Girò di nuovo attorno alla Cinquecento. Mi guardò con un solco tra le sopracciglia e le labbra piegate all'ingiù «Si può salire dietro?»

«Se proprio insisti, ti caccerò di dietro. I sedili posteriori di questa macchina sono stretti e scomodi. Sei bassa, forse ci stai. Ma vedi di non lamentarti». Le aprii la portiere anteriore e ribaltai lo schienale del sedile.

Si irrigidì e storse il naso. Tentò di entrare nel modo più dignitoso possibile dentro alla vettura, spingendosi con le gambe e tirando con le braccia, fece le migliori acrobazie per arrivare a sedersi di dietro.

Il cuore mi diventò più leggero e bloccai un brivido, una mezza risata. Mi trattenni dall'aiutarla. Cos'era, tenerezza, quella che sentivo per quella impacciata ragazzina? Di sicuro, era da tempo che non mi divertivo così.

Mi misi al volante e, nel momento in cui avviai la macchina, si coprì le orecchie. «Ma che cavolo» la sua voce stridette nell'abitacolo «Con una cosa del genere, non mi stupisce che tu fai l'eremita e sei senza amici».

Le lanciai un'occhiata veloce «Che tu faccia l'eremita e sia senza amici. E chi ti dice che non ho amici? Ne ho eccome. Ma eviterò di farteli conoscere».

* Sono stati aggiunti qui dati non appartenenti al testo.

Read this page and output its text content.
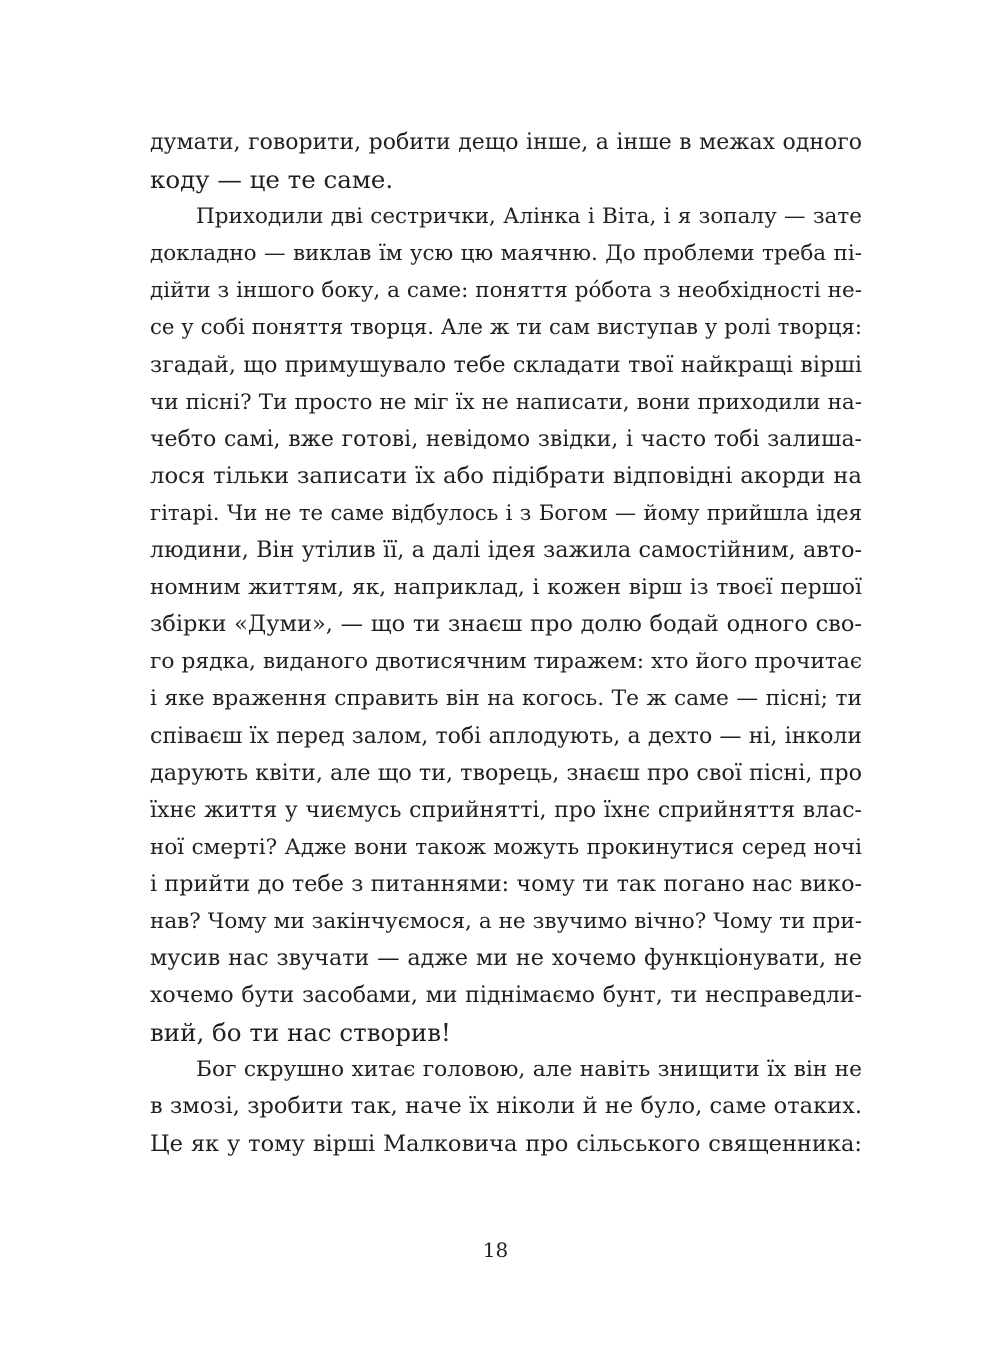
думати, говорити, робити дещо інше, а інше в межах одного
коду — це те саме.
Приходили дві сестрички, Алінка і Віта, і я зопалу — зате
докладно — виклав їм усю цю маячню. До проблеми треба пі-
дійти з іншого боку, а саме: поняття рóбота з необхідності не-
се у собі поняття творця. Але ж ти сам виступав у ролі творця:
згадай, що примушувало тебе складати твої найкращі вірші
чи пісні? Ти просто не міг їх не написати, вони приходили на-
чебто самі, вже готові, невідомо звідки, і часто тобі залиша-
лося тільки записати їх або підібрати відповідні акорди на
гітарі. Чи не те саме відбулось і з Богом — йому прийшла ідея
людини, Він утілив її, а далі ідея зажила самостійним, авто-
номним життям, як, наприклад, і кожен вірш із твоєї першої
збірки «Думи», — що ти знаєш про долю бодай одного сво-
го рядка, виданого двотисячним тиражем: хто його прочитає
і яке враження справить він на когось. Те ж саме — пісні; ти
співаєш їх перед залом, тобі аплодують, а дехто — ні, інколи
дарують квіти, але що ти, творець, знаєш про свої пісні, про
їхнє життя у чиємусь сприйнятті, про їхнє сприйняття влас-
ної смерті? Адже вони також можуть прокинутися серед ночі
і прийти до тебе з питаннями: чому ти так погано нас вико-
нав? Чому ми закінчуємося, а не звучимо вічно? Чому ти при-
мусив нас звучати — адже ми не хочемо функціонувати, не
хочемо бути засобами, ми піднімаємо бунт, ти несправедли-
вий, бо ти нас створив!
Бог скрушно хитає головою, але навіть знищити їх він не
в змозі, зробити так, наче їх ніколи й не було, саме отаких.
Це як у тому вірші Малковича про сільського священника:
18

Nel viaggio di ritorno non stette zitta un secondo. Parlò dei suoi nuovi amici e di come avrebbe potuto ascoltare gli 'Y●EL●L' in compagnia. Non accennò né alla scuola né allo studio e quello, nella mia testa, si tradusse in una moltitudine di D, cioè insufficienze.

«Tanto è inutile che ti parlo. Detesti gli 'Y●EL●L'» concluse.

Detestavo EL, ma il fastidio che mi provocava il suo continuo parlarne, quel senso di oppressione al petto e di voglia di rivalsa, era persino peggiore.

«No, sono le fangirl come te che non mi entusiasmano molto» Tagliai corto.

«Ah, quindi detesti me» sottolineò l'ultima sillaba.

La detestavo? Non era esatto. Mi scuoteva i nervi, lei era la sottile ossessione che mi stava prendendo dal giorno prima, che ancora non riuscivo a controllare. «Non ho detto che ti detesto. Per me sei come...» Ci pensai. Tutta la mattina avevo cercato di ignorare la risata di Nate, non avevo fatto altro che cercare di mettere sui tasti una musica che mi tormentava dalla sera prima. Quella melodia era più forte quando lei era vicina. Ma incontrollabile. E più ci pensavo, meno sapevo che parole metterci sopra.

«Una melodia fuori tempo, ecco».

Con grande soddisfazione dei miei timpani, seguì un silenzio rilassante.

Parcheggiai nel garage, c'era già la macchina di mia madre, segno che c'era anche quella della ragazzina. Non riuscivo a inquadrare nemmeno quella donna, ma mi dava delle vibrazioni negative, le occhiate di sbieco che mi arrivavano mi avevano fatto capire che non ero di suo gradimento.

La fangirl entrò con me dalla porta sul retro e subito la madre le fu addosso. «Jennifer! Tutto bene? Sei arrivata tardi!». Mi lanciò l'ennesimo sguardo minaccioso.

Mi misi le mani in tasca sporgendomi di lato. L'orologio a pendolo dietro la scala segnava pochi minuti oltre le tre.

Questa donna è un cronometro, o cosa?